Celebrating Arabic science – in a proper historical context

The estimable Jim al-Khalili – professor of physics at the University of Surrey, and presenter of some of the best recent science outreach programmes on British television – has an article today in the Guardian on Arabic science and its place in the world.

There is so much good in the article that to criticise it sharply could leave one open to a charge of churlishness. But the piece does come across as rather manufactured, and I’m not sure how much of this is to do with Guardian editorial intervention.

Take, for example, the gushing standfirst:

“In this era of intolerance and cultural tension, the west needs to appreciate the fertile scholarship that flowered with Islam.”

Dr al-Khalili is on record elsewhere as saying that he is more interested in Arabic culture than Islam. Yet the self-declared irreligious scientist does in his article make the following rather strident statement:

“I am on a mission to dismiss a crude and inaccurate historical hegemony and present the positive face of Islam.”

It gets better, as al-Khalili goes on to discuss the period of strident Islamic imperialism when Arab culture helped keep the flame of scholarship alive when much of Christendom was rolling in the mud crunching acorns. This is especially true for the two centuries following 750 CE, during the rule of the Abbasid dynasty. Thereafter, things went rapidly downhill.

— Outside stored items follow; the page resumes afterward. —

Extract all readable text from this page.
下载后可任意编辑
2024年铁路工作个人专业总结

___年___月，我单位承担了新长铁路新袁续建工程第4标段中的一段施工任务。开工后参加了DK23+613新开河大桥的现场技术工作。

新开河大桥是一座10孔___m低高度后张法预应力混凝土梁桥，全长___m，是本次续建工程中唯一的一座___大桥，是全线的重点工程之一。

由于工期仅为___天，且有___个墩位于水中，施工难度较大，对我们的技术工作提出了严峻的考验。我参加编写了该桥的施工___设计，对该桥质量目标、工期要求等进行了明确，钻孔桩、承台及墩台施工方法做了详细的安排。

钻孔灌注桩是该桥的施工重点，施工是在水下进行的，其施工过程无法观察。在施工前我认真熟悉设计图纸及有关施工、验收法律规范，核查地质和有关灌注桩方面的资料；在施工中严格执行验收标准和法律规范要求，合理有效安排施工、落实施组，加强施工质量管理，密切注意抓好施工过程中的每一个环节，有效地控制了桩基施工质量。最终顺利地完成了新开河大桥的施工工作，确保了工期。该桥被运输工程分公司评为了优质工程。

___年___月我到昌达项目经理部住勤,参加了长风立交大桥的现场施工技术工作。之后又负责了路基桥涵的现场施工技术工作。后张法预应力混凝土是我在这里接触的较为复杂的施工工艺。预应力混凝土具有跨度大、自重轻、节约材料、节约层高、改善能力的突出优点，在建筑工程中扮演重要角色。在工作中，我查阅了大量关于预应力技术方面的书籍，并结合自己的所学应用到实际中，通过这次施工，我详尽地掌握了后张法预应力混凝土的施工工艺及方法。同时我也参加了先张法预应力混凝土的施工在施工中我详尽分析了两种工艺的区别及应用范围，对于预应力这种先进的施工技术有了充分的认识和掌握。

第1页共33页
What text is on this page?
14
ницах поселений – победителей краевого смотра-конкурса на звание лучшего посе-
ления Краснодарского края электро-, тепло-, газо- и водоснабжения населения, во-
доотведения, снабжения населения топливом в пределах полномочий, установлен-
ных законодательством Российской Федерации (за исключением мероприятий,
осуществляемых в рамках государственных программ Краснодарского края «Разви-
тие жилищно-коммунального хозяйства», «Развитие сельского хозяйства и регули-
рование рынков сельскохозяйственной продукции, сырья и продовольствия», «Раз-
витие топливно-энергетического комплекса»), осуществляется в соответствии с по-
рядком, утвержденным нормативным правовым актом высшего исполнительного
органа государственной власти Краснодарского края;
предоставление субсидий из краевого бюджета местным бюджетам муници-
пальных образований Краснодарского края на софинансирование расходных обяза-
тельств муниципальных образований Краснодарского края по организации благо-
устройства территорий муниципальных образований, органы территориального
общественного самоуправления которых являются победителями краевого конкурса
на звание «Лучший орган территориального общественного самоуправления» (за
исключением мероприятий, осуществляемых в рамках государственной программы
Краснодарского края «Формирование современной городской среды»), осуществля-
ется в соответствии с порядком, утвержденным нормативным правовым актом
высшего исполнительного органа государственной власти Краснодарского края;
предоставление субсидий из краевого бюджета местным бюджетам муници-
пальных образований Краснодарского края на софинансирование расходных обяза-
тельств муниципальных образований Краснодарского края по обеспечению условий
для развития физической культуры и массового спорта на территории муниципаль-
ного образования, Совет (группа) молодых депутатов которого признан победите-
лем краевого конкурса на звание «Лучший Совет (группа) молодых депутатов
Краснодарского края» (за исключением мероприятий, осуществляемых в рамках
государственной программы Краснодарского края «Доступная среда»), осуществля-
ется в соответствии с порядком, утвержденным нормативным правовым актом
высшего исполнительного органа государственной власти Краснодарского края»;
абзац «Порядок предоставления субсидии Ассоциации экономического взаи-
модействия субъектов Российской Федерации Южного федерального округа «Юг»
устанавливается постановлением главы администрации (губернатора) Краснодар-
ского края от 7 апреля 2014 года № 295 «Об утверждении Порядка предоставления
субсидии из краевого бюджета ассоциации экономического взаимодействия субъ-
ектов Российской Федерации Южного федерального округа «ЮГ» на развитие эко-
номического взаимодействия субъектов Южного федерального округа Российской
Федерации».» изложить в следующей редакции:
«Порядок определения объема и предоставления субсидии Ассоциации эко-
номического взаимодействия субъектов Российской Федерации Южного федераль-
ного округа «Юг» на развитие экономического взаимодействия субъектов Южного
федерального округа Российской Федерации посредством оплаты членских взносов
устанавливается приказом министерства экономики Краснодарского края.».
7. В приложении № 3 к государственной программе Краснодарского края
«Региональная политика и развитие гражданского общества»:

As for references to the European “dark ages”, this is a little simplistic. These were difficult times, for sure, but the lights never went out, despite the best efforts of the Christian Church.

The reason I regard al-Khalili’s essay as manufactured is that it reads like an attempt to score politico-cultural points, and does so using ahistorical arguments. There are also some glaring scientific errors, including a misinterpretation of evolution by natural selection, and the implied claim that the physician Ibn al-Nafees was the first to describe the circulation of blood in fully physiological terms. Al-Khalili will give his liberal-left readers a warm fuzzy feeling inside, and others something to rant and rave about.

I took the trouble of reading some of the comments following al-Khalili’s piece, and found in a few of them some reasoned and erudite criticism. A number of readers point out that there was little in the way of scholastic innovation during the period discussed by al-Khalili. Instead, what the armies and bureaucracies of Islam did was re-brand and propagate learning that originated largely in Greece, Assyria, India and China.

Al-Khalili is on solid ground when he calls for a greater acknowledgement of that brief period in early Islam when Arab scholars made a positive contribution to learning, even if they did so mostly as the librarians of world culture. But even here the criticism of textbook history of science is a little over the top. From the early 1960s we saw the emergence in the west of histories of science that give due credit to Arabic culture, and today such texts are commonplace.